Operação foi deflagrada pelo Ministério Público, advogado que acompanha o caso avalia atuação do órgão. Quatro policiais são investigados pelas mortes de três jovens negros na comunidade de Salvador

Por Andressa Franco

Imagem: Felipe Iruatã

Na última sexta-feira (31), o Ministério Público da Bahia (MP-BA) deflagrou a Operação Gamboa, para cumprir mandados de busca e apreensão nas casas e endereços profissionais de quatro policiais militares investigados pela chacina da Gamboa.
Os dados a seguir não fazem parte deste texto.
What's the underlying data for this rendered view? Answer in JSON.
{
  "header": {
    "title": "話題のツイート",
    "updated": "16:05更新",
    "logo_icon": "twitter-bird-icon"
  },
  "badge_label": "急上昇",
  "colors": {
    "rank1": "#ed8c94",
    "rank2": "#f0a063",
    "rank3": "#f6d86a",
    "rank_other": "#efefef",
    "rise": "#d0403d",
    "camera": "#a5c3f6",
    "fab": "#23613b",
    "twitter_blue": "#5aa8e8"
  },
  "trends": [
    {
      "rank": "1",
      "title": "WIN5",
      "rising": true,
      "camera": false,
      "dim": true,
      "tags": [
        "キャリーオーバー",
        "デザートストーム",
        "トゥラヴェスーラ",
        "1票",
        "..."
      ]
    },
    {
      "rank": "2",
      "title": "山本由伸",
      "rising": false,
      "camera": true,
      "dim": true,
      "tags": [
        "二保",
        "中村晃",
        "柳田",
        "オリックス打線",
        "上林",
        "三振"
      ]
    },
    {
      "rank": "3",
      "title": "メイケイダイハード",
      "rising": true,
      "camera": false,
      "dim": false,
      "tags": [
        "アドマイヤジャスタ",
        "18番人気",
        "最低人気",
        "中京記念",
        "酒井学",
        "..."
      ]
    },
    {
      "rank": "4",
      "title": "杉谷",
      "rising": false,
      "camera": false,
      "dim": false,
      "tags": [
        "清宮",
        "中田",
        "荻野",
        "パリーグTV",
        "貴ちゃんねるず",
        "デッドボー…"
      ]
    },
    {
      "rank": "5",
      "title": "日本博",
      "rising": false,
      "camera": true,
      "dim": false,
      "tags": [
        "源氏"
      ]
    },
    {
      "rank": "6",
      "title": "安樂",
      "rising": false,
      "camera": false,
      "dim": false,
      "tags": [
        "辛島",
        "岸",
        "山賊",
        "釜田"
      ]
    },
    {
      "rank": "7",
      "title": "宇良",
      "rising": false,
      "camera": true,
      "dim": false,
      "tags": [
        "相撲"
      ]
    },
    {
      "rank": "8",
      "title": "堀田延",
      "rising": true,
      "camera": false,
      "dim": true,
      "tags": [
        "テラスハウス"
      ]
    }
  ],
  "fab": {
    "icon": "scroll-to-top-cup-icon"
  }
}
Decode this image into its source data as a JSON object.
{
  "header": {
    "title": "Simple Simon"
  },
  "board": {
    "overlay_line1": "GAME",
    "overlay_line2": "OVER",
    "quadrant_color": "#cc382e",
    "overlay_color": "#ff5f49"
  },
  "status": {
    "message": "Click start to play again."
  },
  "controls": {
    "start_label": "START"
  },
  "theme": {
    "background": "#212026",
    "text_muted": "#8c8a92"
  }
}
Os jovens negros Alexandre Santos dos Reis, de 20 anos, Cléverson Guimarães Cruz, de 22 anos, e Patrick Sousa Sapucaia, de 16 anos, foram assassinados na comunidade da Gamboa, em Salvador (BA), na madrugada de 1º de março de 2022.

O comunicado da assessoria de imprensa do MP informa que a ação “visa coletar indícios do envolvimento dos policiais em possíveis atos ilícitos, no exercício da atividade policial” e que “o material apreendido será submetido a conferência e análise pelos promotores de Justiça e, posteriormente, encaminhado aos órgãos competentes para adoção das medidas cabíveis”. Os mandados foram expedidos pela 1ª Vara do Júri da Comarca de Salvador do Tribunal de Justiça da Bahia e a operação teve o apoio da Força-Tarefa de Combate a Grupos de Extermínio e Extorsão mediante Sequestro da Corregedoria-Geral da Secretaria de Segurança Pública (Coger).
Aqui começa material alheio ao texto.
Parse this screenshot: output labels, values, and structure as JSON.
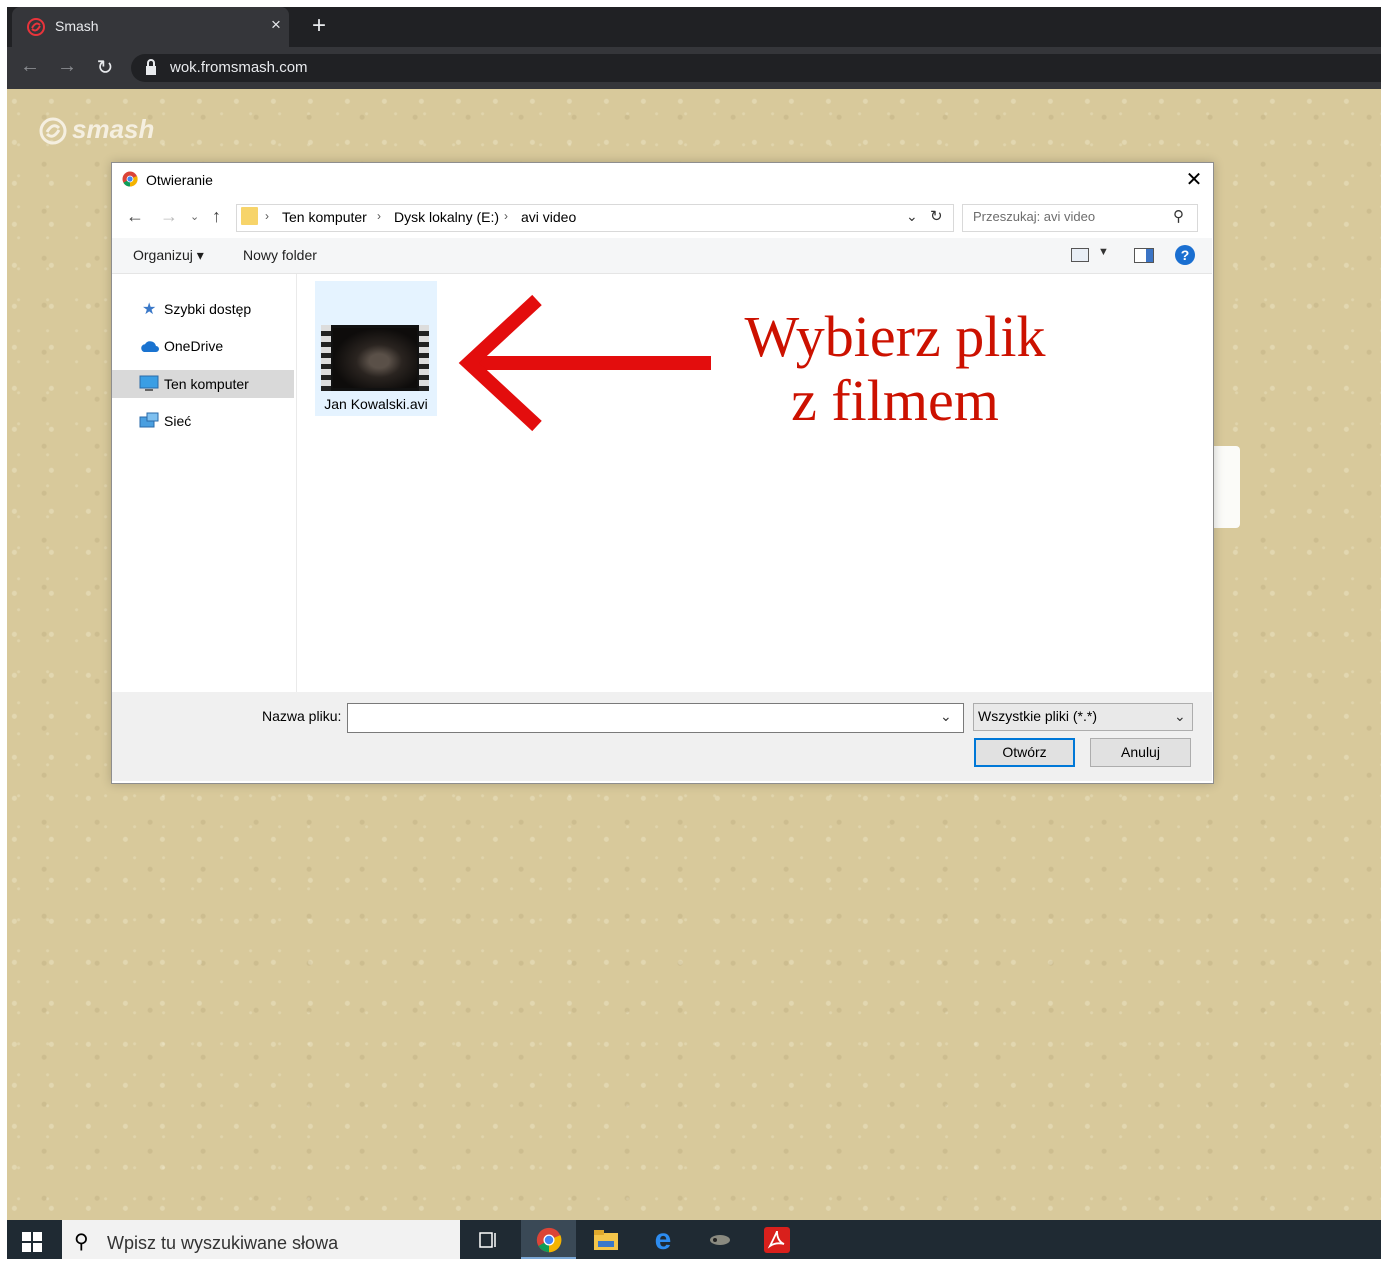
{
  "browser": {
    "tab_title": "Smash",
    "close_tab": "×",
    "new_tab": "+",
    "url": "wok.fromsmash.com"
  },
  "page": {
    "logo_text": "smash"
  },
  "dialog": {
    "title": "Otwieranie",
    "close": "✕",
    "breadcrumb": [
      "Ten komputer",
      "Dysk lokalny (E:)",
      "avi video"
    ],
    "search_placeholder": "Przeszukaj: avi video",
    "toolbar": {
      "organize": "Organizuj ▾",
      "new_folder": "Nowy folder",
      "help": "?"
    },
    "nav_items": [
      {
        "label": "Szybki dostęp",
        "icon": "star-icon"
      },
      {
        "label": "OneDrive",
        "icon": "cloud-icon"
      },
      {
        "label": "Ten komputer",
        "icon": "computer-icon",
        "selected": true
      },
      {
        "label": "Sieć",
        "icon": "network-icon"
      }
    ],
    "files": [
      {
        "name": "Jan Kowalski.avi",
        "icon": "video-file-icon"
      }
    ],
    "annotation": [
      "Wybierz plik",
      "z filmem"
    ],
    "filename_label": "Nazwa pliku:",
    "filename_value": "",
    "file_type": "Wszystkie pliki (*.*)",
    "open_button": "Otwórz",
    "cancel_button": "Anuluj"
  },
  "taskbar": {
    "search_placeholder": "Wpisz tu wyszukiwane słowa",
    "apps": [
      "task-view-icon",
      "chrome-icon",
      "file-explorer-icon",
      "edge-icon",
      "video-app-icon",
      "acrobat-icon"
    ]
  },
  "colors": {
    "annotation_red": "#cc1100",
    "accent_blue": "#0078d7",
    "page_bg": "#d8c99b"
  }
}
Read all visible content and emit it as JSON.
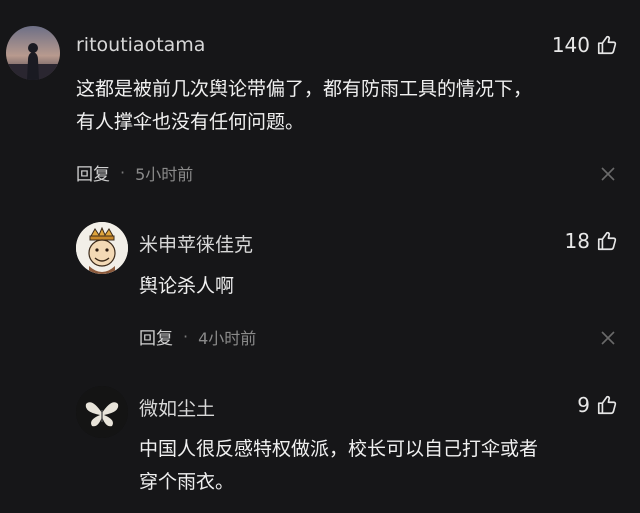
{
  "comments": [
    {
      "username": "ritoutiaotama",
      "likes": "140",
      "text_lines": [
        "这都是被前几次舆论带偏了，都有防雨工具的情况下，",
        "有人撑伞也没有任何问题。"
      ],
      "reply_label": "回复",
      "separator": "·",
      "time": "5小时前"
    },
    {
      "username": "米申苹徕佳克",
      "likes": "18",
      "text_lines": [
        "舆论杀人啊"
      ],
      "reply_label": "回复",
      "separator": "·",
      "time": "4小时前"
    },
    {
      "username": "微如尘土",
      "likes": "9",
      "text_lines": [
        "中国人很反感特权做派，校长可以自己打伞或者",
        "穿个雨衣。"
      ]
    }
  ],
  "icons": {
    "like": "thumb-up-icon",
    "dismiss": "close-icon"
  },
  "colors": {
    "background": "#161618",
    "text": "#f0f0f0",
    "secondary": "#8a8a8a"
  }
}
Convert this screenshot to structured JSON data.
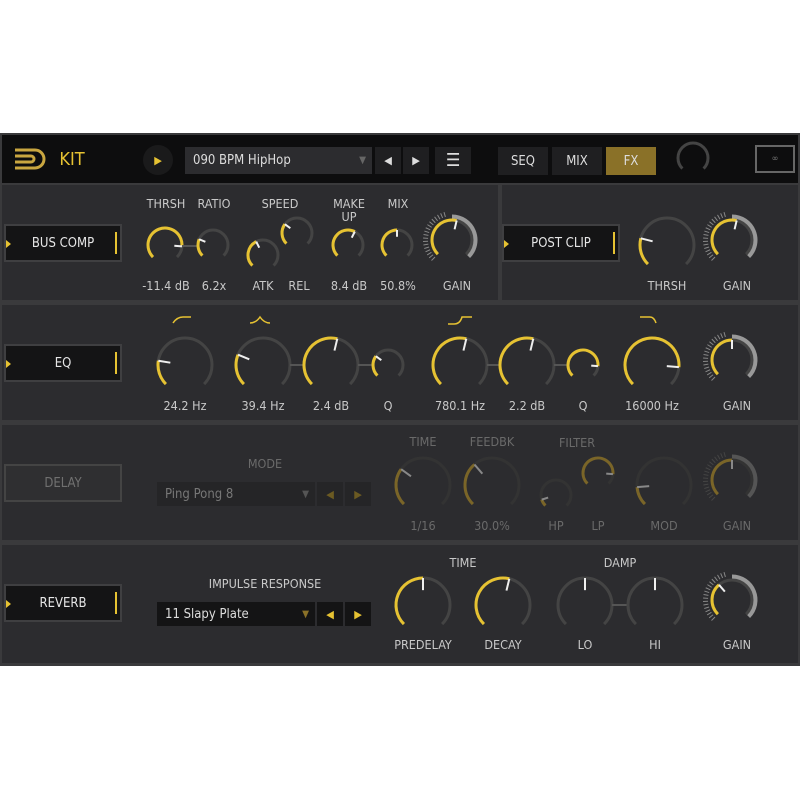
{
  "colors": {
    "accent": "#e6c232",
    "active_tab": "#8a7128",
    "panel": "#2c2c2f"
  },
  "header": {
    "title": "KIT",
    "preset": "090 BPM HipHop",
    "tabs": [
      "SEQ",
      "MIX",
      "FX"
    ],
    "active_tab": "FX",
    "logo": "UVI",
    "master_level": 0.45
  },
  "bus_comp": {
    "label": "BUS COMP",
    "labels": {
      "thrsh": "THRSH",
      "ratio": "RATIO",
      "speed": "SPEED",
      "makeup": "MAKE\nUP",
      "mix": "MIX",
      "gain": "GAIN",
      "atk": "ATK",
      "rel": "REL"
    },
    "values": {
      "thrsh": "-11.4 dB",
      "ratio": "6.2x",
      "makeup": "8.4 dB",
      "mix": "50.8%"
    }
  },
  "post_clip": {
    "label": "POST CLIP",
    "thrsh": "THRSH",
    "gain": "GAIN"
  },
  "eq": {
    "label": "EQ",
    "values": [
      "24.2 Hz",
      "39.4 Hz",
      "2.4 dB",
      "Q",
      "780.1 Hz",
      "2.2 dB",
      "Q",
      "16000 Hz"
    ],
    "gain": "GAIN"
  },
  "delay": {
    "label": "DELAY",
    "mode_label": "MODE",
    "mode": "Ping Pong 8",
    "time": "TIME",
    "feedbk": "FEEDBK",
    "filter": "FILTER",
    "time_value": "1/16",
    "feedbk_value": "30.0%",
    "hp": "HP",
    "lp": "LP",
    "mod": "MOD",
    "gain": "GAIN"
  },
  "reverb": {
    "label": "REVERB",
    "ir_label": "IMPULSE RESPONSE",
    "ir": "11 Slapy Plate",
    "time": "TIME",
    "damp": "DAMP",
    "predelay": "PREDELAY",
    "decay": "DECAY",
    "lo": "LO",
    "hi": "HI",
    "gain": "GAIN"
  },
  "knob_levels": {
    "bc_thrsh": 0.85,
    "bc_ratio": 0.25,
    "bc_atk": 0.4,
    "bc_rel": 0.3,
    "bc_makeup": 0.6,
    "bc_mix": 0.5,
    "bc_gain": 0.55,
    "pc_thrsh": 0.22,
    "pc_gain": 0.55,
    "eq1": 0.2,
    "eq2": 0.25,
    "eq3": 0.55,
    "eq4": 0.3,
    "eq5": 0.55,
    "eq6": 0.55,
    "eq7": 0.85,
    "eq8": 0.85,
    "eq_gain": 0.5,
    "dl_time": 0.3,
    "dl_feedbk": 0.35,
    "dl_hp": 0.1,
    "dl_lp": 0.85,
    "dl_mod": 0.15,
    "dl_gain": 0.5,
    "rv_predelay": 0.5,
    "rv_decay": 0.55,
    "rv_lo": 0.5,
    "rv_hi": 0.5,
    "rv_gain": 0.35
  }
}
O MP declarou à Ponte Jornalismo que não pediu a prisão dos policiais porque “não foram identificados os elementos legais que justifiquem o pedido, como ameaça à ordem pública e risco à investigação e ao cumprimento da lei”.

Relembre o caso

Os moradores relatam que os policiais chegaram por volta das 2h da manhã, já atirando e jogando gás lacrimogêneo. A versão da PM diz que houve troca de tiros, e que, após terem sido baleados, foram encontradas armas e drogas com eles. Narrativa negada pelos moradores e familiares, que contam que os rapazes estavam em um bar, comemorando o Carnaval, quando foram levados pelos agentes para uma casa abandonada, onde foram executados.

A chacina da Gamboa está sob investigação da própria PM e, na época das mortes, o MP abriu procedimento interno para também investigar.

O Inquérito Policial Militar teve resultados distintos. Um é o parecer da ouvidoria da PM, no qual o ouvidor entendeu que não houve excesso por parte dos PMs. O segundo aponta que pelo menos um dos jovens foi executado. Aponta também desproporcionalidade no uso da força por parte dos agentes e que duas das três armas que, supostamente, foram encontradas em posse dos rapazes, apresentavam defeitos que impossibilitariam o uso. Por isso, os policiais são suspeitos também de terem cometido fraude processual.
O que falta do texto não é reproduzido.